This kind of cache (mapping a url to a constant image) seems to have little to d...

Jach · on Feb 6, 2012

If you start from the premise that there are only two hard CS problems then all hard CS problems must be a special case of one or both of those two. So cache in an on-chip memory sense is conflated with disk storage is conflated with distributed disk storage. This isn't necessarily bad, Smarty for example caches rendered files to disk storage and calls it a cache, but it does show off the problem of naming things. (That and every variable named "data".) Anyway, I imagine what the GP was getting at is that if your data distribution isn't particularly deterministic enough (e.g. swapping hard drives in and out when they fail) you have to deal with validation that a particular data changing command (store, delete, whatever) actually propagated to a sufficient portion (in some cases all) of the servers and that the introduction of new or changing or rogue servers doesn't affect that.
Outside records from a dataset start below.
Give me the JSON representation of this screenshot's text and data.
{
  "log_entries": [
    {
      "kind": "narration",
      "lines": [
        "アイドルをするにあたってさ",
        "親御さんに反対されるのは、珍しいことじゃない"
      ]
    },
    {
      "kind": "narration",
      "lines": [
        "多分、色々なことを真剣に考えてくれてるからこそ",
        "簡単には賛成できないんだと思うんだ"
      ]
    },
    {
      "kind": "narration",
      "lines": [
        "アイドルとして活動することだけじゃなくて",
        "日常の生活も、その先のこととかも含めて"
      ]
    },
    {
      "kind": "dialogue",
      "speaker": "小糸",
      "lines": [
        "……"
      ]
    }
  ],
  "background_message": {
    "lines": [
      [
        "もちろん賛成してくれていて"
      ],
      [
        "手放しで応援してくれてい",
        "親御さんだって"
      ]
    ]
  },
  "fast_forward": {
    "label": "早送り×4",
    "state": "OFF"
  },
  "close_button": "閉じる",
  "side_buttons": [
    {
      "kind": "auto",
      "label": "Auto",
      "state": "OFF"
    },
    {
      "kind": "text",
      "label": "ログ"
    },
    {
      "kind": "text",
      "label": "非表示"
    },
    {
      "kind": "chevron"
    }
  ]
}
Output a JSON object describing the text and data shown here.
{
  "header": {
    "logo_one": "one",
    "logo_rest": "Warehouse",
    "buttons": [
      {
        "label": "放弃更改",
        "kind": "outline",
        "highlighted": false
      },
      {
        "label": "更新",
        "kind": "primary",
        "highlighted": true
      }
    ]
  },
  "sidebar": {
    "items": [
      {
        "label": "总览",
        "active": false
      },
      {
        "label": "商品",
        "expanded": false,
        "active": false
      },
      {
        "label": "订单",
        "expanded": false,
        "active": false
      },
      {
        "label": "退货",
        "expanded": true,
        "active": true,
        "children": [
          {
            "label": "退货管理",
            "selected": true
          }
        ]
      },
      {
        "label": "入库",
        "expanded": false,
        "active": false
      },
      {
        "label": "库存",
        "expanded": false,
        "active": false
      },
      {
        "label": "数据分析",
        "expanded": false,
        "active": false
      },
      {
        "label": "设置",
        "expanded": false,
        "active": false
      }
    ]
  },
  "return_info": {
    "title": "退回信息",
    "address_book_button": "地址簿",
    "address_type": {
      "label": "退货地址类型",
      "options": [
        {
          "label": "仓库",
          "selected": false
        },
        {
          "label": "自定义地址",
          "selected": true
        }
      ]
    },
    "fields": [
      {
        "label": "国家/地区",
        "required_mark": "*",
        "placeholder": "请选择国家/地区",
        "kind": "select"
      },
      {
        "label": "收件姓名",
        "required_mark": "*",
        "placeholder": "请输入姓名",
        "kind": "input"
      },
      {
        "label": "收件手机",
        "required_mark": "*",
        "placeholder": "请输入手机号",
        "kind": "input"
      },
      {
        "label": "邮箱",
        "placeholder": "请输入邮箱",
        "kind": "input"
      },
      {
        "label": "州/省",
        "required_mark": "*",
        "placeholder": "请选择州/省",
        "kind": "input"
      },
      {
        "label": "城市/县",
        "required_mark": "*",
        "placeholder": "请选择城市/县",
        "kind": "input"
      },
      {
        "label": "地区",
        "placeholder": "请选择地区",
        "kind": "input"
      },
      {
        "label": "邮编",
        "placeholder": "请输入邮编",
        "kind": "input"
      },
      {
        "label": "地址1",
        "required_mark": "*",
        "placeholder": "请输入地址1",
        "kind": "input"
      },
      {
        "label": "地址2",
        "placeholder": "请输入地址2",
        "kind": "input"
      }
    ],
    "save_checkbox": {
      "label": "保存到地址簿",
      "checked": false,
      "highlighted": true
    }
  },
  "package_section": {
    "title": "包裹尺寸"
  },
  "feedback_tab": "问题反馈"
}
The more apt term for this is consistency. Related is the CAP theorem which says for any distributed system, you can only pick any 2 of consistency, availability, or partition tolerance, though it's more interesting to talk about atomic operations, where transactions are/where they might be desired, and whether things get faster or slower with more data.

amalcon · on Feb 6, 2012

They're similar in that a deletion consists of a change to the image. This means that the image is now changing, so it's the same basic problem again.

The two scenarios have entirely different constraints, this is undeniable. It's still an instance of the same basic problem: verifyably deleting the image means invalidating all caches of that image.